Don't feel like the Lone Ranger. You're not alone in that blizzard.

"Matter of fact, I've been questioning the 'truth' that our government has been proclaiming for quite a while now..."

Really? So what are your views on how the government handled the Branch Davidians? How about Ruby Ridge? What about Somalia? Kosovo and Bosnia? How about the Elian Gonzalez affair? If the 'truth' is really known, you question our government when control of it is held by the GOP, but I'd bet real money you didn't have a lot to say in the way of doubt from 1992 to 2000.

"Wonder what the next generation of Americans would be like if suddenly all kids were home schooled?"

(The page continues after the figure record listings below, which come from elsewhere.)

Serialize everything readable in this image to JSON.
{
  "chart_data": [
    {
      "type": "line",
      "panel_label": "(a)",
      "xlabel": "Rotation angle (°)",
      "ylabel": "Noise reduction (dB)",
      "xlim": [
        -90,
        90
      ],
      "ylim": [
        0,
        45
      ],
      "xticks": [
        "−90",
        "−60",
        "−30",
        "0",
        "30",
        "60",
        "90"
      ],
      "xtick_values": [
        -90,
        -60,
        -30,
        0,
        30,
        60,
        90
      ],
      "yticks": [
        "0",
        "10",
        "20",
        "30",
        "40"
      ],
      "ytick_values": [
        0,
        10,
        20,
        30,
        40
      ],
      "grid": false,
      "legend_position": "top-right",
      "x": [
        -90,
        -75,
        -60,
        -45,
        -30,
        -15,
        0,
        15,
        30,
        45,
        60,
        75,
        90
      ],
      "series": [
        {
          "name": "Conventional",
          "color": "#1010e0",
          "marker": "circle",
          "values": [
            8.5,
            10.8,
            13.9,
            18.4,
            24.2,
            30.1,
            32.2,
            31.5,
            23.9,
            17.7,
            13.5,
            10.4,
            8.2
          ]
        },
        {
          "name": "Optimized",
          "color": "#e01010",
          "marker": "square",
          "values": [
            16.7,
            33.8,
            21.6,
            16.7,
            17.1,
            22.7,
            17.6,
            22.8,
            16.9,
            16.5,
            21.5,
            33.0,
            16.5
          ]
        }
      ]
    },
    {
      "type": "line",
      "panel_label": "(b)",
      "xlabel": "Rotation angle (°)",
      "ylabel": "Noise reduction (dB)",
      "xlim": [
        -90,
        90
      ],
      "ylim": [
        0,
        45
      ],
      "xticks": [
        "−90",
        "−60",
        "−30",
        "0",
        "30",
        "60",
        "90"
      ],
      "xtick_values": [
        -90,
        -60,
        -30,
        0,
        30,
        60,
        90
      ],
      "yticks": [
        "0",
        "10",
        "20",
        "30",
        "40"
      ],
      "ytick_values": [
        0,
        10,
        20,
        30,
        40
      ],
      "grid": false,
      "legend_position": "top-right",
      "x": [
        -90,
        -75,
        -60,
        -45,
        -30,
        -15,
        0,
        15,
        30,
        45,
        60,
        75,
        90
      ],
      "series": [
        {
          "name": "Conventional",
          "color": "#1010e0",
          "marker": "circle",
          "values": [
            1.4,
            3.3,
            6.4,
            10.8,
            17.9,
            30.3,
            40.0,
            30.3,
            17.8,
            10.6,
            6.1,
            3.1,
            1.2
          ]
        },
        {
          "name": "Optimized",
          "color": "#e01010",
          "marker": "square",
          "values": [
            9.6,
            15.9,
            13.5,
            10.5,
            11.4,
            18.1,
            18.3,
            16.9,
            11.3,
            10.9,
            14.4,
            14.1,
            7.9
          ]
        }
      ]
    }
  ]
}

That's easy. It would be a lot like America was about three generations ago, except with quite a bit of technology added in. Government-run schools are a recent aberration in western civilization. I know that's not the view you got in school, since they teach that first the Earth cooled and then the Democrats showed up and created public education, but reality is somewhat different. On a purely subjective level, I think we would be in a lot better shape. Of course given that home schoolers as a class always excel in any reasonable measure you care to offer, there might even be some objective evidence to support that as well.

"Maybe opponents to public education just want to educate those that can afford to send their kids to private school..."

More teachers' union talking points. We've heard it before, rich people who claim that the government-run schools are dangerous, ideologically sterile, and poor-performing are actually lying because they just want to keep the poor downtrodden masses ignorant and barefoot. That kind of class warfare bombast is rarely helpful in a rational discussion of education.

I know the title of the article addressed public education, but the body clarifies: the problem isn't necessarily public education, the problem is government-run schools. Once again, considering the litany of woes caused in education by the government, not the least of which are miserable salaries, I fail to understand why a rational person would defend the idea of a government-run school. Who says that private-sector schools are not public? Why do we think the government is the only entity capable of running the public schools? Money is no more to the government than the hairs on our heads. The private sector can pay teachers their true worth and they wouldn't waste money on stupidity (grief counselors, school psychologists, social engineers to perform studies).

The defense of government-run schools and the aggressive manner in which their proponents pursue it is actually evidence of the indoctrination mentioned in the article. Against all reason, the public school fans will stridently defend a system which is completely broken. Barring insanity, the only explanation is a thorough job of indoctrination supported by a dandy collection of propaganda.